19 Eylül 2009 Cumartesi

Beşiktaş 0-1 Kayserispor

En son söyleceğimi baştan söyleyeyim. Şimdi istifa diye bağırmanın hiçbir anlamı yok, inandırıcı olmuyor. İşler yolunda gidince “takımın iyiliği için susuyoruz” de, 3 maç kaybedince istifa diye bağır. Demirören bile muhtemelen fazla kaale almıyordur. “İki maç kaybettik diye bağırmaya başladılar, normaldir” diyip geçiyordur. Şimdi “planlama yanlış” diye konuşmak kolay.

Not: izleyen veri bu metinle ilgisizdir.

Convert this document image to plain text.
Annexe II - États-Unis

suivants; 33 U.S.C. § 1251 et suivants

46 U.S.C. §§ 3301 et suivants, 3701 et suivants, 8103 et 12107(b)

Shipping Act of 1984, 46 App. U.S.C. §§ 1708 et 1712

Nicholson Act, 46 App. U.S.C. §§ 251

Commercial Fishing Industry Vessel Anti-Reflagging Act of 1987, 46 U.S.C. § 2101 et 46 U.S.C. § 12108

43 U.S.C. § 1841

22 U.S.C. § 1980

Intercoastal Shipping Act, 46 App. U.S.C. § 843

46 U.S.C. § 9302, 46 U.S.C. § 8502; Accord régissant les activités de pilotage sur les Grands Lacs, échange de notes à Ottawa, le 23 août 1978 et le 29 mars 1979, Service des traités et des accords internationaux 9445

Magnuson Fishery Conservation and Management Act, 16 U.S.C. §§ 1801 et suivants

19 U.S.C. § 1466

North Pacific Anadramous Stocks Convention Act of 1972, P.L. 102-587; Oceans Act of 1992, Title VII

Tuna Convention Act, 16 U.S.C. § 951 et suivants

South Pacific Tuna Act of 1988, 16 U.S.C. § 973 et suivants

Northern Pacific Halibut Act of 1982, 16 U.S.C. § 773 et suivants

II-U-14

Tello, Delgado varken Tabata alındığında eleştirmiyorsan şimdi ağzını açmayacaksın. İsmail’e o paralar verildiğinde “gelecek satın aldık” diyorsan maç kaybedince “Antep’e başkan ol” diye bağırmayacaksın.

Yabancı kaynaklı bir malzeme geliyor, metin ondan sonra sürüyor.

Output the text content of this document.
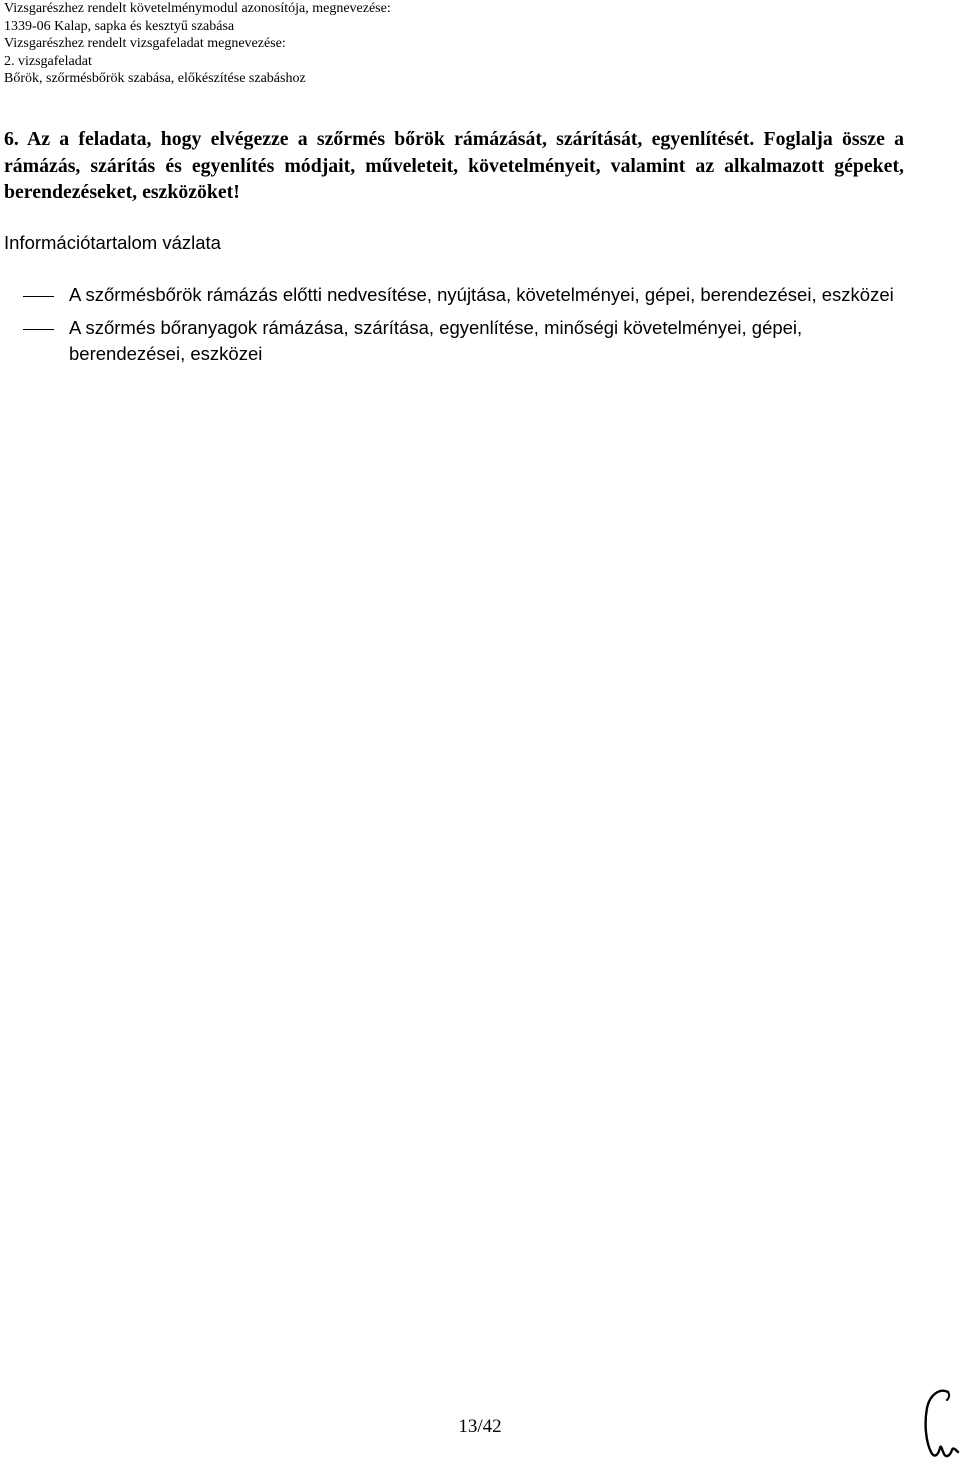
Vizsgarészhez rendelt követelménymodul azonosítója, megnevezése:
1339-06 Kalap, sapka és kesztyű szabása
Vizsgarészhez rendelt vizsgafeladat megnevezése:
2. vizsgafeladat
Bőrök, szőrmésbőrök szabása, előkészítése szabáshoz
6. Az a feladata, hogy elvégezze a szőrmés bőrök rámázását, szárítását, egyenlítését. Foglalja össze a rámázás, szárítás és egyenlítés módjait, műveleteit, követelményeit, valamint az alkalmazott gépeket, berendezéseket, eszközöket!
Információtartalom vázlata
A szőrmésbőrök rámázás előtti nedvesítése, nyújtása, követelményei, gépei, berendezései, eszközei
A szőrmés bőranyagok rámázása, szárítása, egyenlítése, minőségi követelményei, gépei, berendezései, eszközei
13/42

Geçtiğimiz sezon farkı yaratan istek ve motivasyonun bu sene olmadığı çok ortada. Aslında bunun dışında başka da bir değişiklik yok. Beşiktaş geçen sene de hücumda organize olamıyordu, futbol adına büyük işler yapmıyordu. Herkes kapasitesinin altına düştü, geçen sene ise belki iki katını oynuyorlardı. Tello’ya bakın, duran top kullanmaktan başka bir şey yapamıyor. Adam geçemiyor, dripling yapmıyor, basmıyor, mücadele etmiyor. Arada bir şut atıyor o kadar ve işin kötüsü Beşiktaş gol atmak için sadece onun ayaklarına, duran toplarına ve şutlarına bakıyor. Eksikleri olan takıma Tabata ve Nihat gibi gereksiz ve sorun yaratabilecek takviyeler de yapıldı. Cisse gözden çıkarıldı, yerine Fink alındı. Cisse ile ne kadar fark yarattığını görüyoruz.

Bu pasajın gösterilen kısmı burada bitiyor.